WHEN: Friday, September 29
TIME: 3:00pm
WHERE: Plant Science Building, room 1130
SEMINAR TITLE: Glacial meltwater streams in the McMurdo Dry Valleys, Antarctica: ecosystems waiting for water


The McMurdo Dry Valleys of Antarctica is comprised of alpine and terminal glaciers, large expanses of patterned ground, and permanently ice-covered lakes in the valley floors, which are linked by glacial meltwater streams that flow during the austral summer. These valleys were first explored by Robert Scott and his party in 1903. In 1968 the New Zealand Antarctic Program began a gauging network on the Onyx River, a 32 km river that is the longest river in Antarctica. As part of the McMurdo Dry Valleys Long-Term Ecological research project, our research group has continued to monitor streamflow in the Onyx River and 15 other first-order streams in adjacent valleys.

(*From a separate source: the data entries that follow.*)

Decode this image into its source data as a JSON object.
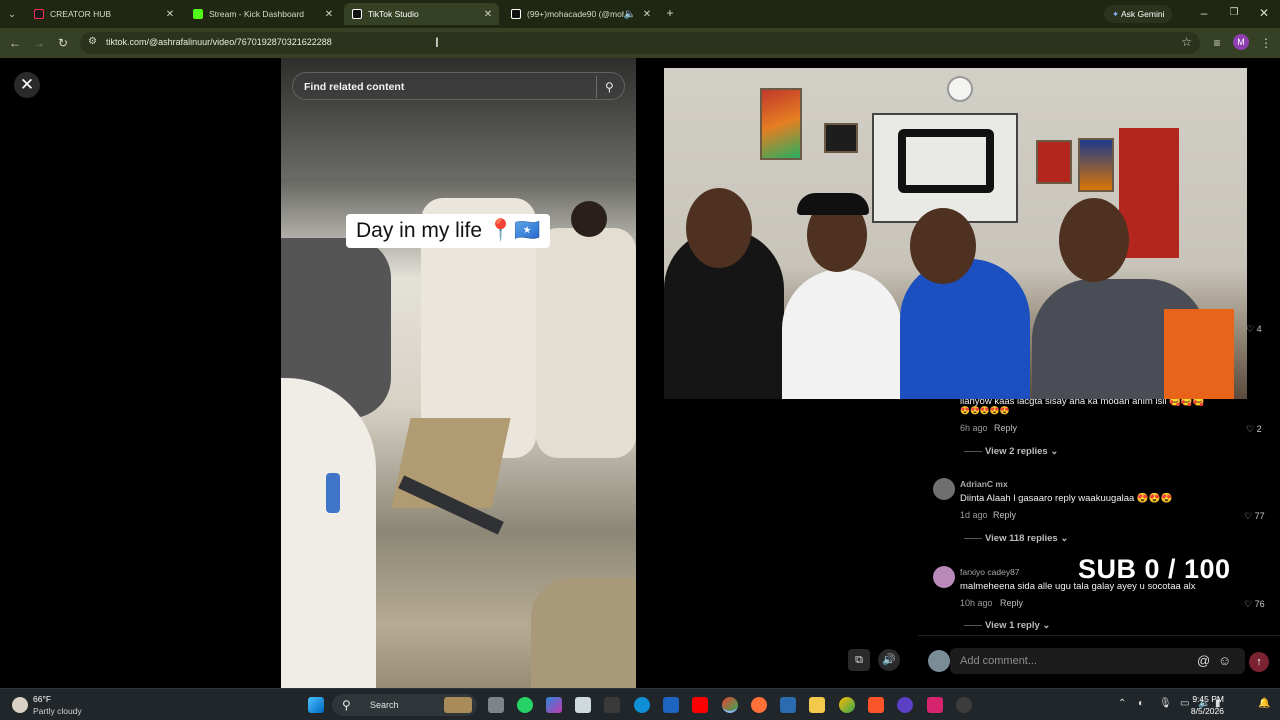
{
  "browser": {
    "tabs": [
      {
        "title": "CREATOR HUB",
        "icon": "creator-hub-icon",
        "color": "#ff2c55"
      },
      {
        "title": "Stream - Kick Dashboard",
        "icon": "kick-icon",
        "color": "#53fc18"
      },
      {
        "title": "TikTok Studio",
        "icon": "tiktok-icon",
        "color": "#ffffff"
      },
      {
        "title": "(99+)mohacade90 (@moha",
        "icon": "tiktok-icon",
        "color": "#ffffff"
      }
    ],
    "url": "tiktok.com/@ashrafalinuur/video/7670192870321622288",
    "gemini_label": "Ask Gemini",
    "profile_initial": "M"
  },
  "video": {
    "search_placeholder": "Find related content",
    "caption": "Day in my life 📍🇸🇴"
  },
  "stream": {
    "sub_counter": "SUB 0 / 100"
  },
  "comments": {
    "partial_text": "ilahyow kaas lacgta sisay aha ka modan anim isii 🥰🥰🥰",
    "partial_emojis": "😍😍😍😍😍",
    "partial_meta": "6h ago",
    "items": [
      {
        "name": "",
        "text": "",
        "meta": "",
        "likes": "4",
        "replies": ""
      },
      {
        "name": "",
        "text": "",
        "meta": "6h ago",
        "likes": "2",
        "replies": "View 2 replies"
      },
      {
        "name": "AdrianC mx",
        "text": "Diinta Alaah l gasaaro reply waakuugalaa 😍😍😍",
        "meta": "1d ago",
        "likes": "77",
        "replies": "View 118 replies"
      },
      {
        "name": "farxiyo cadey87",
        "text": "malmeheena sida alle ugu tala galay ayey u socotaa alx",
        "meta": "10h ago",
        "likes": "76",
        "replies": "View 1 reply"
      }
    ],
    "reply_label": "Reply",
    "add_placeholder": "Add comment..."
  },
  "taskbar": {
    "weather_temp": "66°F",
    "weather_desc": "Partly cloudy",
    "search_label": "Search",
    "time": "9:45 PM",
    "date": "8/5/2026"
  }
}
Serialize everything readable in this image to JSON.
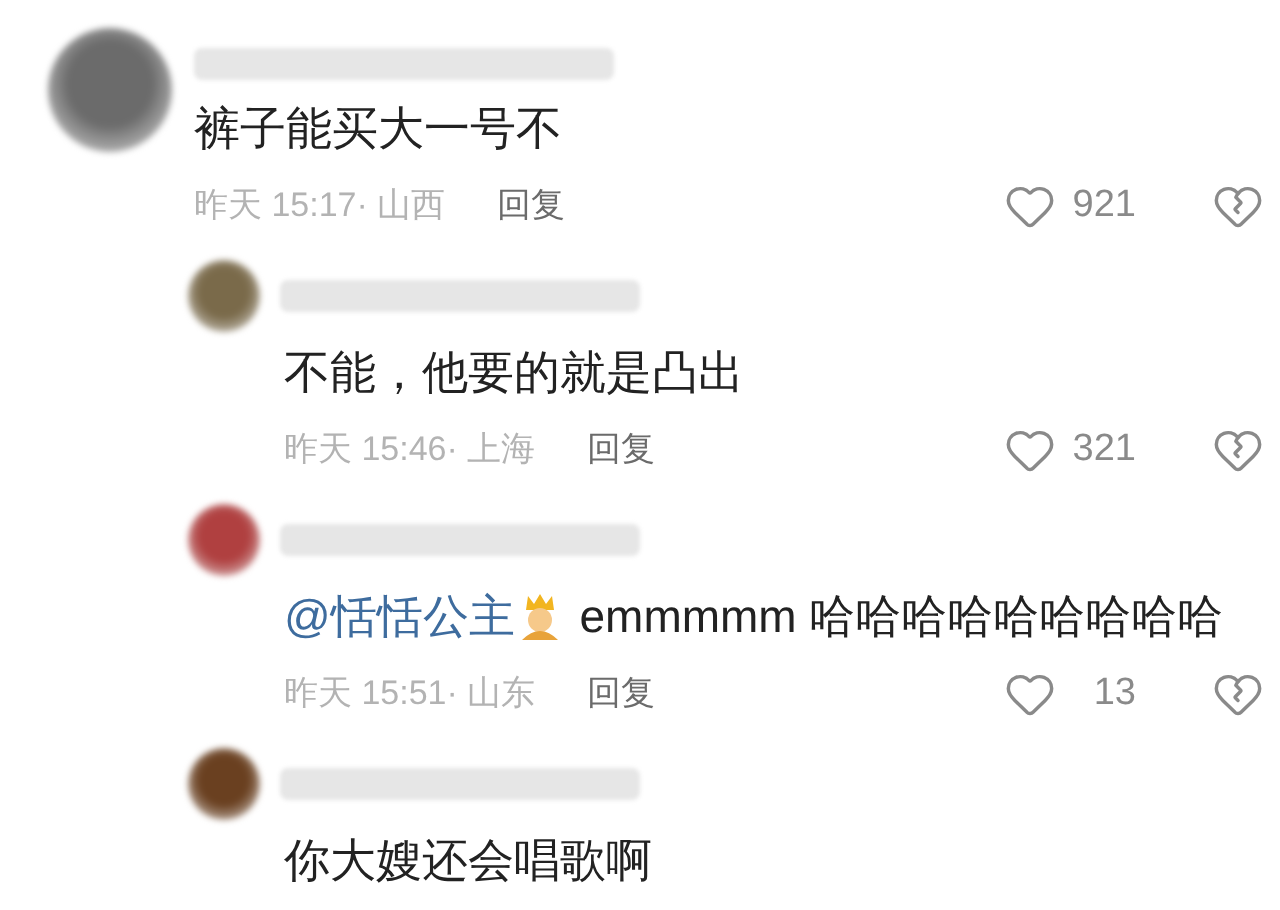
{
  "comments": [
    {
      "kind": "top",
      "text": "裤子能买大一号不",
      "meta": "昨天 15:17· 山西",
      "reply": "回复",
      "likes": "921"
    },
    {
      "kind": "reply",
      "text": "不能，他要的就是凸出",
      "meta": "昨天 15:46· 上海",
      "reply": "回复",
      "likes": "321"
    },
    {
      "kind": "reply",
      "mention": "@恬恬公主",
      "text": " emmmmm 哈哈哈哈哈哈哈哈哈",
      "meta": "昨天 15:51· 山东",
      "reply": "回复",
      "likes": "13"
    },
    {
      "kind": "reply",
      "text": "你大嫂还会唱歌啊"
    }
  ]
}
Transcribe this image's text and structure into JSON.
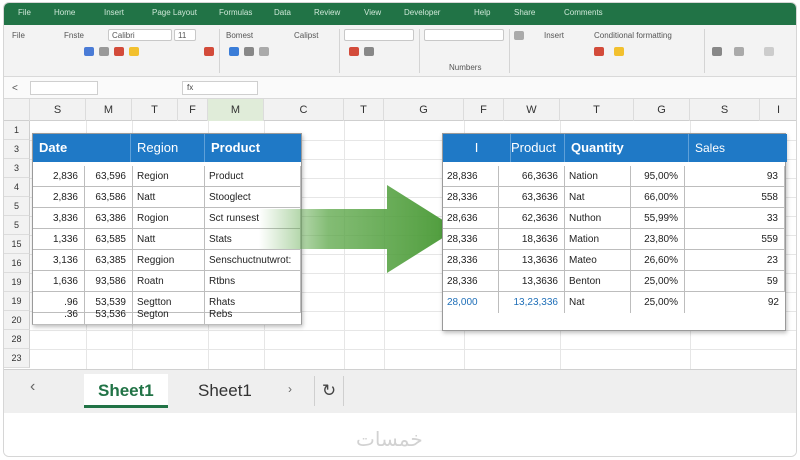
{
  "ribbon": {
    "tabs": [
      "File",
      "Home",
      "Insert",
      "Page Layout",
      "Formulas",
      "Data",
      "Review",
      "View",
      "Developer",
      "Help",
      "Share",
      "Comments"
    ],
    "labels": [
      "File",
      "Fnste",
      "Bomest",
      "Calipst",
      "Numbers",
      "Insert",
      "Conditional formatting"
    ],
    "font_box": "Calibri",
    "size_box": "11"
  },
  "formula_bar": {
    "name_box": "",
    "fx": "fx"
  },
  "columns": [
    "S",
    "M",
    "T",
    "F",
    "M",
    "C",
    "T",
    "G",
    "F",
    "W",
    "T",
    "G",
    "S",
    "I"
  ],
  "rows": [
    "1",
    "3",
    "3",
    "4",
    "5",
    "5",
    "15",
    "16",
    "19",
    "19",
    "20",
    "28",
    "23"
  ],
  "left_table": {
    "headers": [
      "Date",
      "Region",
      "Product"
    ],
    "rows": [
      [
        "2,836",
        "63,596",
        "Region",
        "Product"
      ],
      [
        "2,836",
        "63,586",
        "Natt",
        "Stooglect"
      ],
      [
        "3,836",
        "63,386",
        "Rogion",
        "Sct runsest"
      ],
      [
        "1,336",
        "63,585",
        "Natt",
        "Stats"
      ],
      [
        "3,136",
        "63,385",
        "Reggion",
        "Senschuctnutwrot:"
      ],
      [
        "1,636",
        "93,586",
        "Roatn",
        "Rtbns"
      ],
      [
        ".96",
        "53,539",
        "Segtton",
        "Rhats"
      ],
      [
        ".36",
        "53,536",
        "Segton",
        "Rebs"
      ]
    ]
  },
  "right_table": {
    "headers": [
      "I",
      "Product",
      "Quantity",
      "Sales"
    ],
    "rows": [
      [
        "28,836",
        "66,3636",
        "Nation",
        "95,00%",
        "93"
      ],
      [
        "28,336",
        "63,3636",
        "Nat",
        "66,00%",
        "558"
      ],
      [
        "28,636",
        "62,3636",
        "Nuthon",
        "55,99%",
        "33"
      ],
      [
        "28,336",
        "18,3636",
        "Mation",
        "23,80%",
        "559"
      ],
      [
        "28,336",
        "13,3636",
        "Mateo",
        "26,60%",
        "23"
      ],
      [
        "28,336",
        "13,3636",
        "Benton",
        "25,00%",
        "59"
      ],
      [
        "28,000",
        "13,23,336",
        "Nat",
        "25,00%",
        "92"
      ]
    ]
  },
  "sheet_tabs": {
    "active": "Sheet1",
    "other": "Sheet1",
    "prev": "‹",
    "next": "›",
    "add": "↻"
  },
  "watermark": "خمسات",
  "colors": {
    "accent": "#217346",
    "table_header": "#1f79c6",
    "arrow": "#5aa646"
  }
}
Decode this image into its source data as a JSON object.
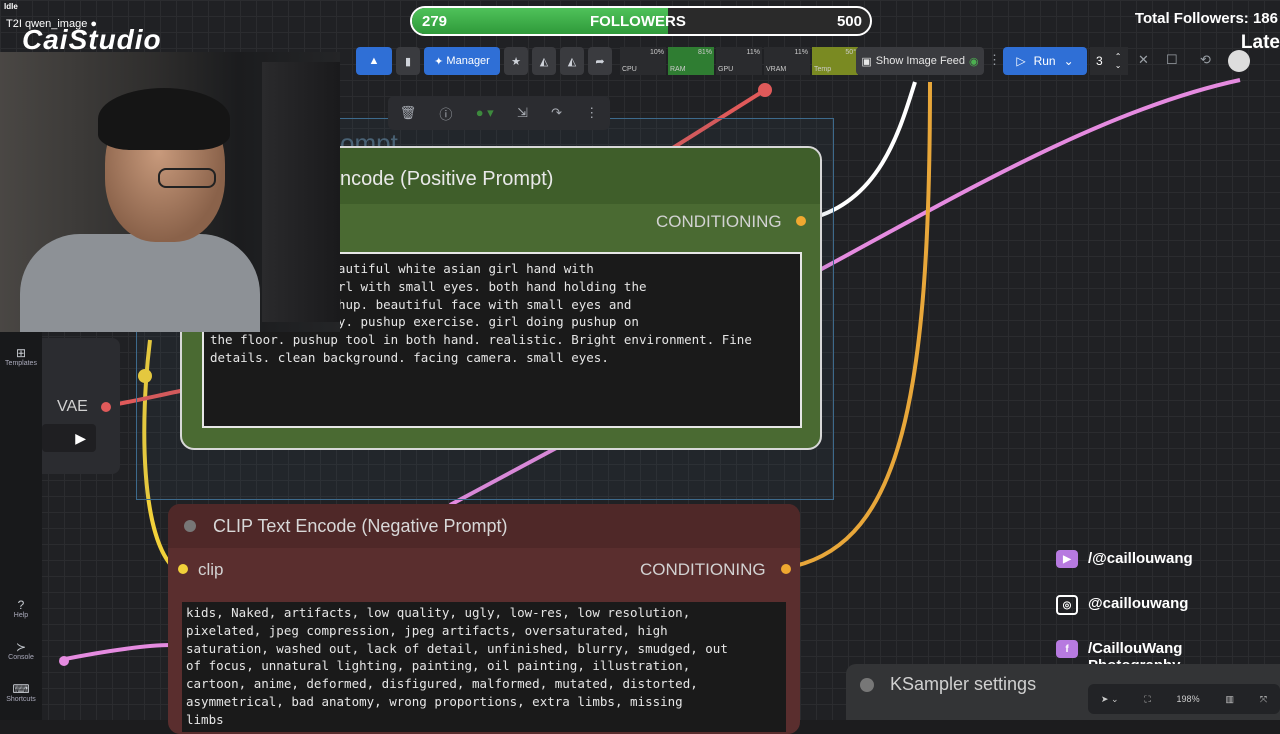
{
  "status": "Idle",
  "tab_name": "T2I qwen_image",
  "logo_text": "CaiStudio",
  "followers_bar": {
    "current": "279",
    "label": "FOLLOWERS",
    "goal": "500",
    "progress": 0.558,
    "color": "#3fb04a"
  },
  "total_followers": "Total Followers: 186",
  "late_text": "Late",
  "toolbar": {
    "manager_label": "Manager",
    "meters": [
      {
        "label": "CPU",
        "value": "10%",
        "color": "#2a2b2e"
      },
      {
        "label": "RAM",
        "value": "81%",
        "color": "#2f7d32"
      },
      {
        "label": "GPU",
        "value": "11%",
        "color": "#2a2b2e"
      },
      {
        "label": "VRAM",
        "value": "11%",
        "color": "#2a2b2e"
      },
      {
        "label": "Temp",
        "value": "50°",
        "color": "#7a8a22"
      }
    ],
    "image_feed_label": "Show Image Feed",
    "run_label": "Run",
    "queue_count": "3"
  },
  "group_title": "ompt",
  "positive_node": {
    "title": "ncode (Positive Prompt)",
    "output_label": "CONDITIONING",
    "prompt_text": "a tall and fit beautiful white asian girl hand with\n    iful asian girl with small eyes. both hand holding the\n   tool doing pushup. beautiful face with small eyes and\n   angle full body. pushup exercise. girl doing pushup on\nthe floor. pushup tool in both hand. realistic. Bright environment. Fine\ndetails. clean background. facing camera. small eyes."
  },
  "negative_node": {
    "title": "CLIP Text Encode (Negative Prompt)",
    "input_label": "clip",
    "output_label": "CONDITIONING",
    "prompt_text": "kids, Naked, artifacts, low quality, ugly, low-res, low resolution,\npixelated, jpeg compression, jpeg artifacts, oversaturated, high\nsaturation, washed out, lack of detail, unfinished, blurry, smudged, out\nof focus, unnatural lighting, painting, oil painting, illustration,\ncartoon, anime, deformed, disfigured, malformed, mutated, distorted,\nasymmetrical, bad anatomy, wrong proportions, extra limbs, missing\nlimbs"
  },
  "vae_label": "VAE",
  "sidebar": {
    "templates": "Templates",
    "help": "Help",
    "console": "Console",
    "shortcuts": "Shortcuts"
  },
  "social": {
    "youtube": "/@caillouwang",
    "instagram": "@caillouwang",
    "facebook_line1": "/CaillouWang",
    "facebook_line2": "Photography"
  },
  "ksampler_title": "KSampler settings",
  "zoom_level": "198%"
}
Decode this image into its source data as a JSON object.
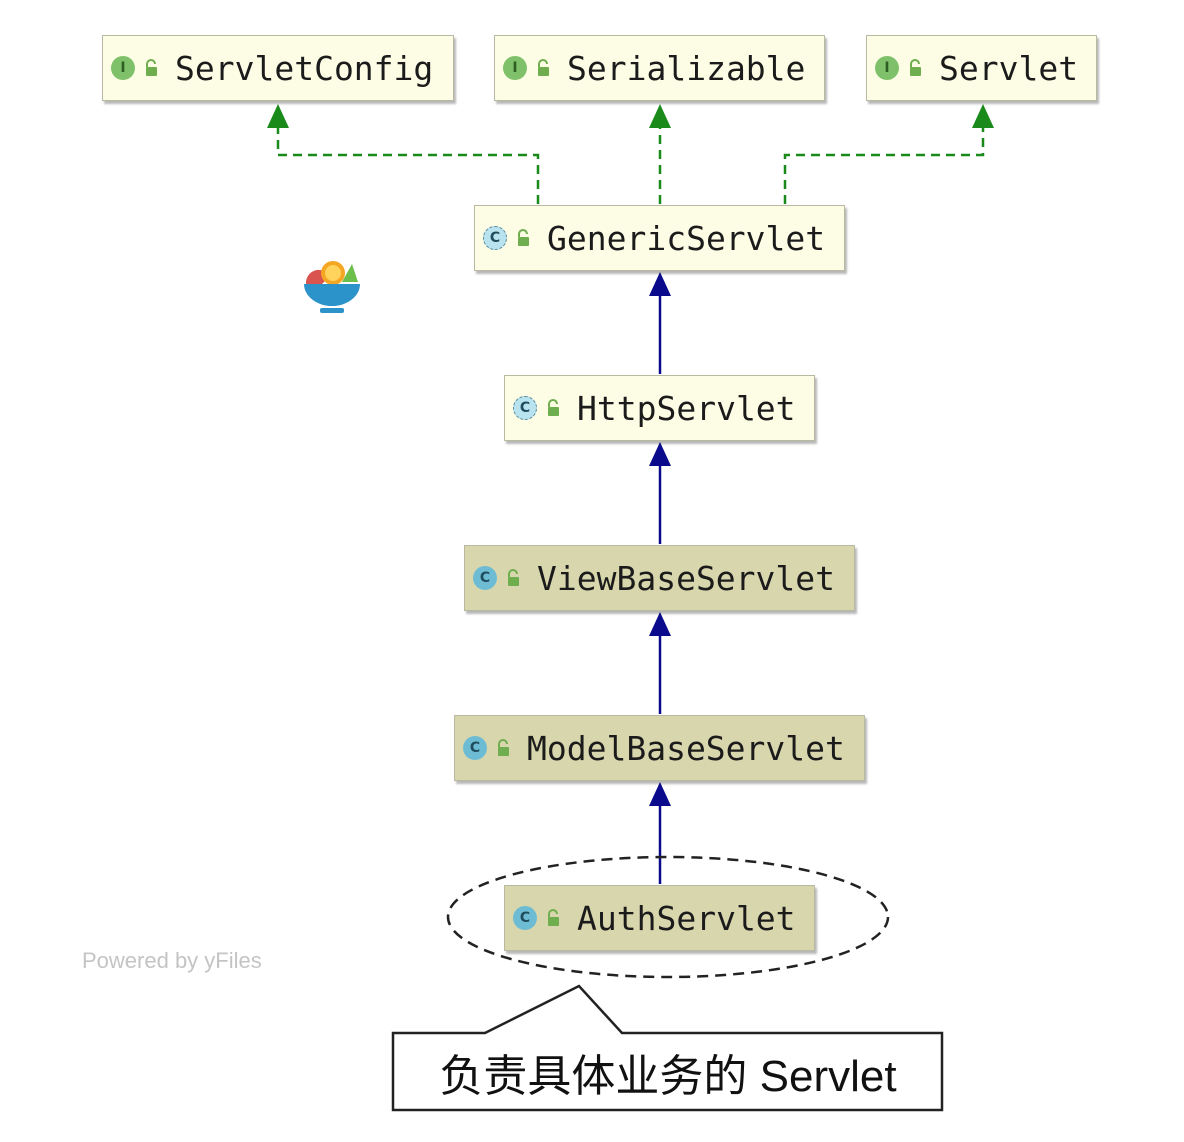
{
  "nodes": [
    {
      "id": "servlet-config",
      "label": "ServletConfig",
      "kind": "interface"
    },
    {
      "id": "serializable",
      "label": "Serializable",
      "kind": "interface"
    },
    {
      "id": "servlet",
      "label": "Servlet",
      "kind": "interface"
    },
    {
      "id": "generic-servlet",
      "label": "GenericServlet",
      "kind": "abstract-class"
    },
    {
      "id": "http-servlet",
      "label": "HttpServlet",
      "kind": "abstract-class"
    },
    {
      "id": "view-base-servlet",
      "label": "ViewBaseServlet",
      "kind": "class"
    },
    {
      "id": "model-base-servlet",
      "label": "ModelBaseServlet",
      "kind": "class"
    },
    {
      "id": "auth-servlet",
      "label": "AuthServlet",
      "kind": "class"
    }
  ],
  "edges": [
    {
      "from": "generic-servlet",
      "to": "servlet-config",
      "type": "implements"
    },
    {
      "from": "generic-servlet",
      "to": "serializable",
      "type": "implements"
    },
    {
      "from": "generic-servlet",
      "to": "servlet",
      "type": "implements"
    },
    {
      "from": "http-servlet",
      "to": "generic-servlet",
      "type": "extends"
    },
    {
      "from": "view-base-servlet",
      "to": "http-servlet",
      "type": "extends"
    },
    {
      "from": "model-base-servlet",
      "to": "view-base-servlet",
      "type": "extends"
    },
    {
      "from": "auth-servlet",
      "to": "model-base-servlet",
      "type": "extends"
    }
  ],
  "icons": {
    "interface": "I",
    "class": "C"
  },
  "colors": {
    "implements_edge": "#1a8a1a",
    "extends_edge": "#0a0a8c",
    "interface_node_fill": "#fdfde6",
    "class_node_fill": "#d8d6ad"
  },
  "highlight": {
    "target": "auth-servlet",
    "callout": "负责具体业务的 Servlet"
  },
  "watermark": "Powered by yFiles"
}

We have studied the linkages between hydrology, biogeochemistry and microbial community ecology in stream ecosystems through a period of climatic extremes. We found that the diatom community composition in the mats that are abundant in the streams varies with the flow regime. In the 1990! ’s a cooling period continued that was driven by atmospheric changes associated with the ozone hole. In the summer of 2001/002, this cooling period was interrupted by several warm and sunny summers that created "flood events" in the valleys and caused much greater ecological connectivity. During floods the microbial mats are scoured from the streambed and mat material is transported to the closed basin lakes. Thus, understanding the relationship between mat communities and hydrology may help in using diatoms preserved in lake sediments and perched deltas to reconstruct the hydrologic record beyond the limited instrumental record of the Dry Valleys.